Comme dans le Scivias, l’explication de la vision suit sa description : « Le manteau et la barbe effleurent le crâne du premier visage : dans l’ensemble du plan de la prescience divine, le sommet de l’amour suprême voulut que le Fils de Dieu, en son humanité, ramenât l’homme perdu chez lui, au Royaume des cieux. Une aile se détache des deux côtés du cou de la figure. Toutes deux s’élèvent au-dessus de l’anneau pour se réunir en haut : c’est qu’il est impossible de séparer l’amour de Dieu et celui du prochain, lorsqu’ils s’expriment dans l’unité de la foi par l’énergie divine d’amour, et lorsqu’ils enserrent la foi dans un suprême désir. »
Il est intéressant d’observer que, dans la 3e vision d’Hildegard, les deux cercles figurant le Père et le Fils, laissent place à l’homme universel, centre de la création.
La miniature d’Hildegard von Bingen représentant l’homme au centre de l’univers fait penser aux théories de l’architecte romain du 1er siècle avant J.C., Vitruve, reprises par le dessin de Léonard de Vinci, au XVe siècle. On l’appelle « l’homme de Vitruve » ou « l’homme universel ». Vitruve écrit dans son Traité d’Architecture « De Architectura », au Livre III : « Pour qu’un bâtiment soit beau, il doit posséder une symétrie et des proportions parfaites comme celles qu’on trouve dans la nature. »
L’homme devient ainsi le modèle géométrique idéal pour l’architecture.
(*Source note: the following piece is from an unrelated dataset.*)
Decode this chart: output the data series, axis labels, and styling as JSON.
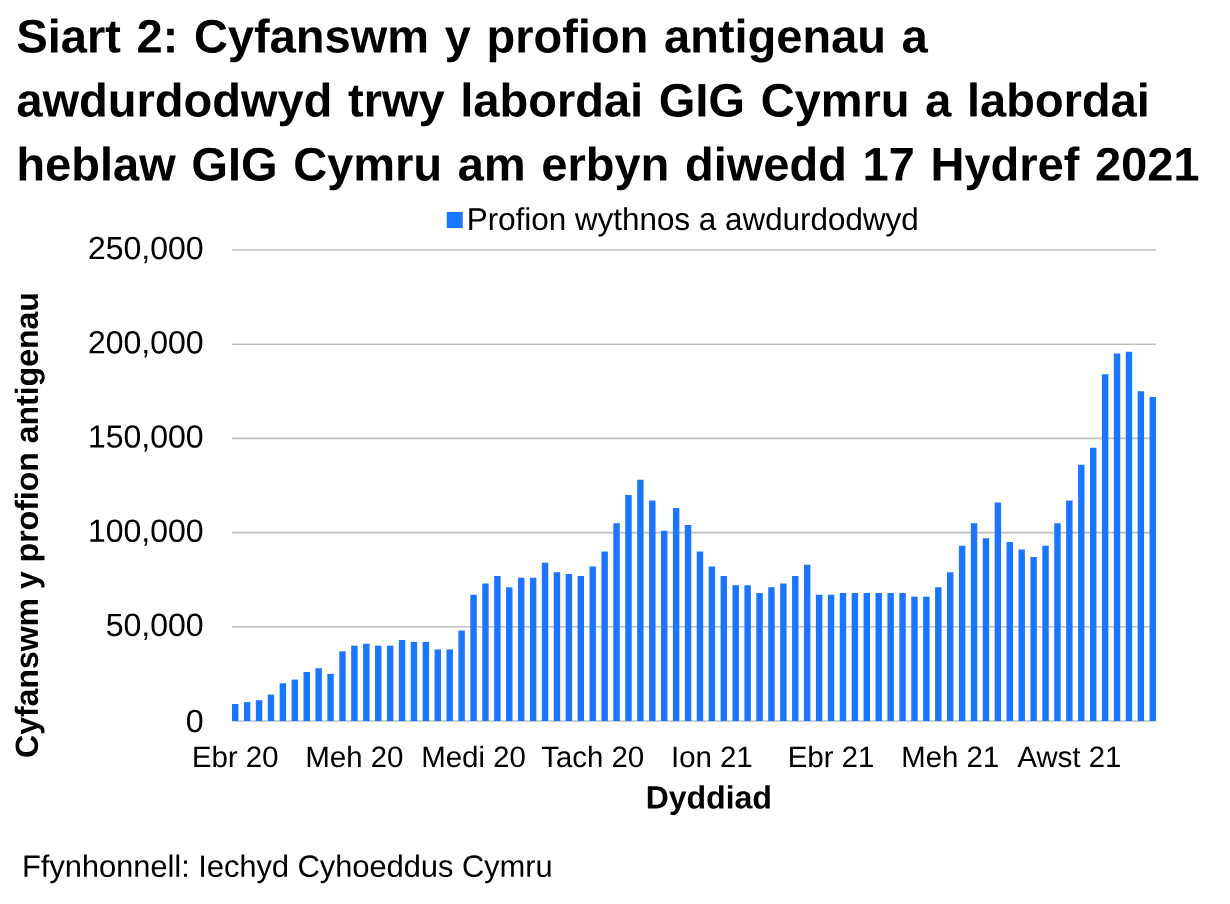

Le dessin de Vinci représente un homme en deux positions superposées, bras et jambes écartés, inscrits dans un cercle et un carré. Le bâtiment parfait pour Vitruve était déjà le temple, lieu du divin, le carré formant le sol et le cercle le dôme. Les formes géométriques du cercle et du carré sont considérées comme parfaites à la Renaissance.